On guidance, Grabscheid said JFrog changed its philosophy in mid-2024 due to larger, more complex deal dynamics, including migrations from self-hosted to cloud and security expansions. He said the company excludes its largest deals and usage over minimum commitments from guidance to establish what he called a “floor.” He referenced 31% cloud growth at the midpoint as a floor assumption absent large deals and overages, while noting there could be upside if 2025 trends continue.

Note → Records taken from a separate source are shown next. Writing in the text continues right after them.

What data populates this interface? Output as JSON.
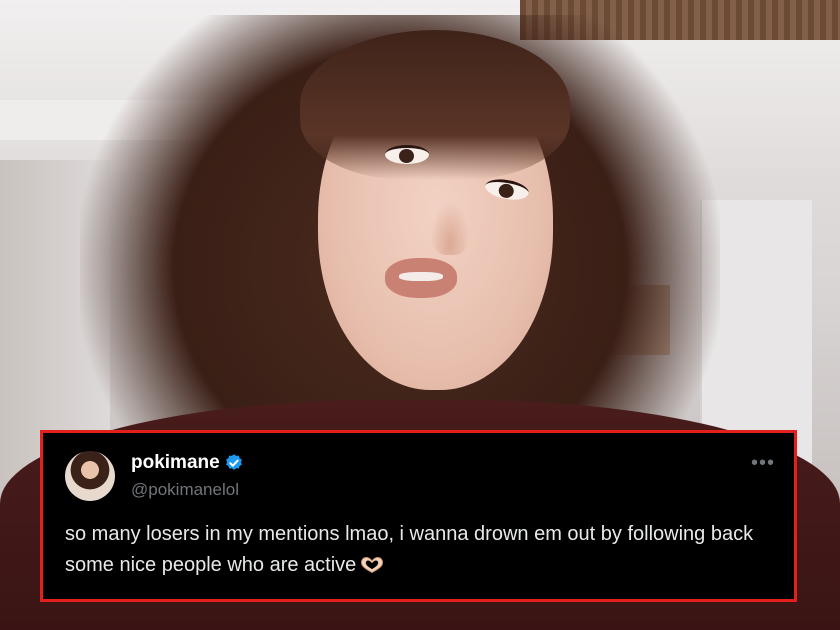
{
  "tweet": {
    "user_name": "pokimane",
    "handle": "@pokimanelol",
    "text": "so many losers in my mentions lmao, i wanna drown em out by following back some nice people who are active",
    "more_icon": "more-horizontal-icon",
    "verified_icon": "verified-badge-icon",
    "emoji_icon": "heart-hands-icon",
    "colors": {
      "card_background": "#000000",
      "highlight_border": "#e3201b",
      "verified": "#1d9bf0",
      "handle": "#71767b",
      "text": "#e7e9ea"
    }
  }
}
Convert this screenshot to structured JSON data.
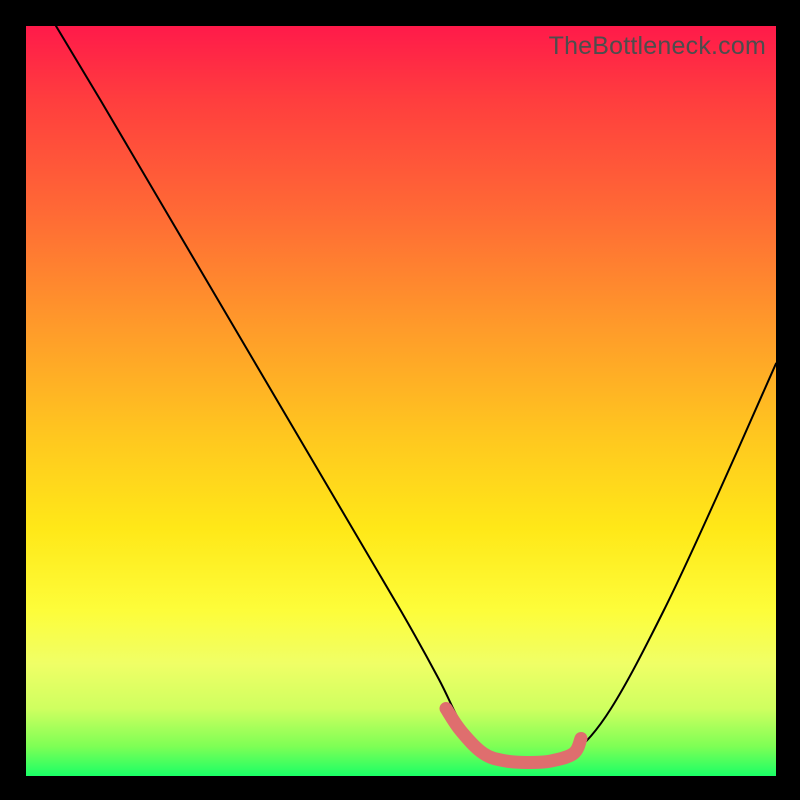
{
  "watermark": "TheBottleneck.com",
  "chart_data": {
    "type": "line",
    "title": "",
    "xlabel": "",
    "ylabel": "",
    "xlim": [
      0,
      100
    ],
    "ylim": [
      0,
      100
    ],
    "grid": false,
    "legend": false,
    "series": [
      {
        "name": "curve",
        "x": [
          4,
          10,
          20,
          30,
          40,
          50,
          55,
          58,
          61,
          64,
          67,
          70,
          73,
          78,
          85,
          92,
          100
        ],
        "y": [
          100,
          90,
          73,
          56,
          39,
          22,
          13,
          7,
          3,
          1.5,
          1.2,
          1.5,
          3,
          9,
          22,
          37,
          55
        ]
      },
      {
        "name": "highlight-band",
        "x": [
          56,
          58,
          61,
          64,
          67,
          70,
          73,
          74
        ],
        "y": [
          9,
          6,
          3,
          2.0,
          1.8,
          2.0,
          3,
          5
        ]
      }
    ],
    "colors": {
      "curve": "#000000",
      "highlight": "#e06666",
      "background_gradient": [
        "#ff1a4a",
        "#ffe818",
        "#1aff66"
      ]
    }
  }
}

Response to market reaction and AppTrust governance
Grabscheid addressed the stock reaction following news related to AI coding tools, describing three actions the company took: publishing a CTO blog post explaining JFrog’s role in binaries, authorizing a $300 million buyback after a board meeting, and focusing on execution as the ultimate proof point.
Near the end of the session, Schreiner discussed governance needs and recordkeeping as AI use expands. He said JFrog’s governance-related capabilities introduced at the company’s swampUP user conference in September 2025 were aimed at addressing customer pain points around maintaining auditable records of “gates” passed during application builds. He said JFrog is rolling out its AppTrust solution to customers this year to store a digital record at every gate for every build, positioning it as a governance layer that supports auditability beyond what an AI chat record could provide.
About JFrog (NASDAQ:FROG)
JFrog is a software company specializing in DevOps solutions designed to streamline the management, distribution and security of software binaries. Its core offering, JFrog Artifactory, serves as a universal artifact repository manager compatible with all major package formats, enabling development teams to store, version and share build artifacts across the software delivery pipeline. The company’s platform also includes tools for continuous integration and delivery (CI/CD), security scanning and release automation.
Among JFrog’s flagship products are JFrog Xray, a security and compliance scanning service that analyzes artifacts and dependencies for vulnerabilities; JFrog Pipelines, a CI/CD orchestration engine that automates build and release workflows; and JFrog Distribution, which accelerates the secure distribution of software releases to edge nodes and end users.